WASHINGTON – Following meetings between President Bush and Colombian President Alvaro
Uribe, the United States and Colombia announced today that free trade negotiations between the
two countries, and possibly other Andean countries, will begin May 18-19. U.S. Trade
Representative Robert B. Zoellick joined in the meeting, and afterward met with President Uribe
and Jorge Humberto Botero, Minister of Trade, Industry and Tourism, to discuss U.S.-
Colombian trade issues, the launching of the FTA negotiations, the ongoing Free Trade Area of
the Americas (FTAA), and the World Trade Organization (WTO) Doha negotiations.
Larger U.S.-Andean Free Trade Area Envisioned As Other Andean
Countries May Participate
"The United States has been busy completing top-notch FTAs with our neighbors in the
hemisphere, so we are delighted that Colombia and other Andean countries want to work with us
to remove barriers for our farmers, workers, exporters and businesses," Zoellick said. "I was
honored to attend President Uribe’s inauguration in August 2002 on behalf of President Bush,
and I’m pleased that our countries will be working to deepen our economic ties and friendship."
"Colombia’s courageous fight against narco-trafficking terrorists that threaten democracy and
regional stability can be assisted by promoting economic development and hope. President Uribe
recognizes the interconnection among security, economic opportunity and liberty, and we want
to help Colombia to succeed," added Zoellick. "A U.S.-Colombia FTA will benefit both
countries, but in particular will complement and advance Colombia’s economic reforms and
promote investment. Similarly, the inclusion of other Andean countries in the negotiation would
expand benefits beyond the U.S.-Colombia relationship and would foster additional reform and
economic development in the region."
In his November 18, 2003, letter notifying Congress of the Administration’s intent to negotiate a
U.S.-Andean FTA, Zoellick indicated that we will initiate negotiations with the countries that
have demonstrated their readiness to begin. In that regard, the Peruvian Government has
intensified its efforts in recent weeks to resolve outstanding disputes with U.S. investors, in a
manner consistent with Peruvian law. Similarly, we are discussing with the Government of
Ecuador the steps it needs to take to address certain concerns regarding both the protection of
worker rights and investor disputes. We hope that in the coming weeks these countries will take
the follow-on steps that will enable us to include them at the negotiating table, along with
Colombia, at the start of the negotiations. We look forward to including Bolivia at a later stage,
and are working with them to increase their readiness.
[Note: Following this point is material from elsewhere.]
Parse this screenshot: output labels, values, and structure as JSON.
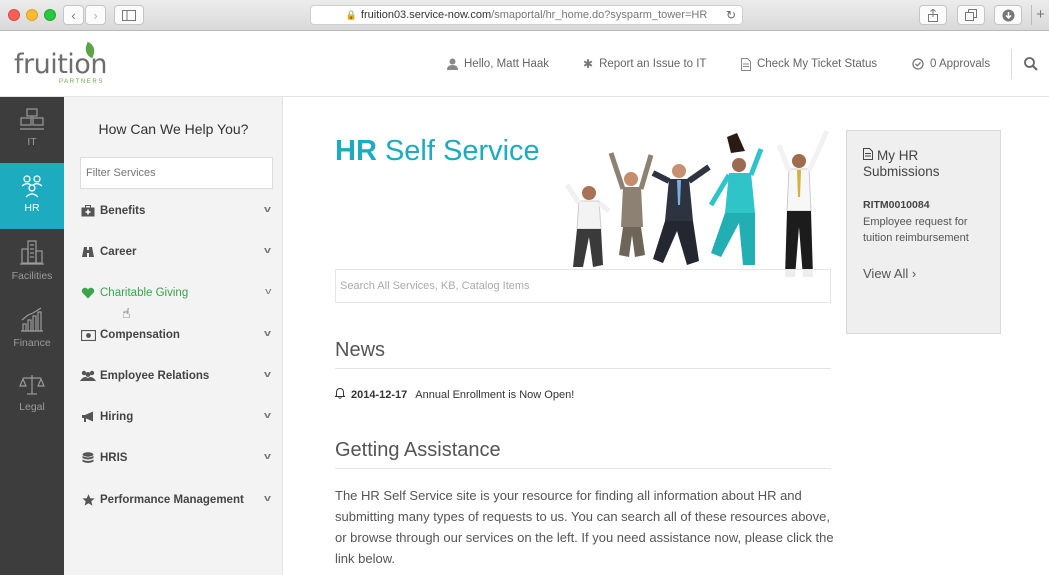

In addition to President Uribe’s inauguration, Zoellick has visited Colombia on two other
occasions as USTR. In March of 2002 he gave remarks at a business conference hosted by
President Pastrana in Santa Marta, and in August 2003 he met with President Uribe to discuss the
prospects for an FTA agreement.
Colombia is the oldest democracy in Latin America, having become independent on July 20,
1810. In 2003 U.S. goods exports to Colombia were $3.8 billion. The stock of U.S. foreign
direct investment (FDI) in Colombia in 2002 was $3.7 billion. The four Andean countries
collectively represent a market of about $7 billion for U.S. exports, and are home to $4.5 billion
in U.S. foreign direct investment.
The United States is aggressively working to open markets globally, regionally, and bilaterally
and to expand American opportunities in overseas markets. In a January 2004 letter to the 146
WTO members, Zoellick urged Members to revive the global trade talks and conducted an
around the world trip February 11-20, visiting 9 cities for strategic consultations. These cities
were Tokyo (Japan); Beijing (China); Singapore, Islamabad (Pakistan); New Delhi (India); Cape
Town (South Africa); Mombasa (Kenya); Geneva (WTO headquarters) and Paris (meetings with
EU Trade Commissioner Lamy).
Immediately following that trip, Zoellick traveled to San Jose, Costa Rica for meetings February
23-24 with ministers from the Cairns Group of agriculture exporting countries to discuss
liberalizing trade in agriculture within ongoing World Trade Organization (WTO) trade
In addition to the global efforts, a top goal for the United States is the FTAA negotiation to create a $13
trillion, 800 million person Western Hemispheric free trade zone stretching from Alaska to
Tierra del Fuego. Comprehensive, high-quality agreements that promote regional economic
integration (Chile, CAFTA) with like-minded, ambitious trading partners, complement and
provide impetus for the FTAA negotiations.
On March 15, 2004, the United States completed FTA market access negotiations with the
Dominican Republic. It will be added to the recently concluded CAFTA. The U.S. has
completed FTA’s with eight countries - Costa Rica, the Dominican Republic, El Salvador,
Guatemala, Honduras, Nicaragua, Australia and Morocco - over the past few months. New and
pending FTA partners, taken together, would constitute America’s third largest export market
and the sixth largest economy in the world.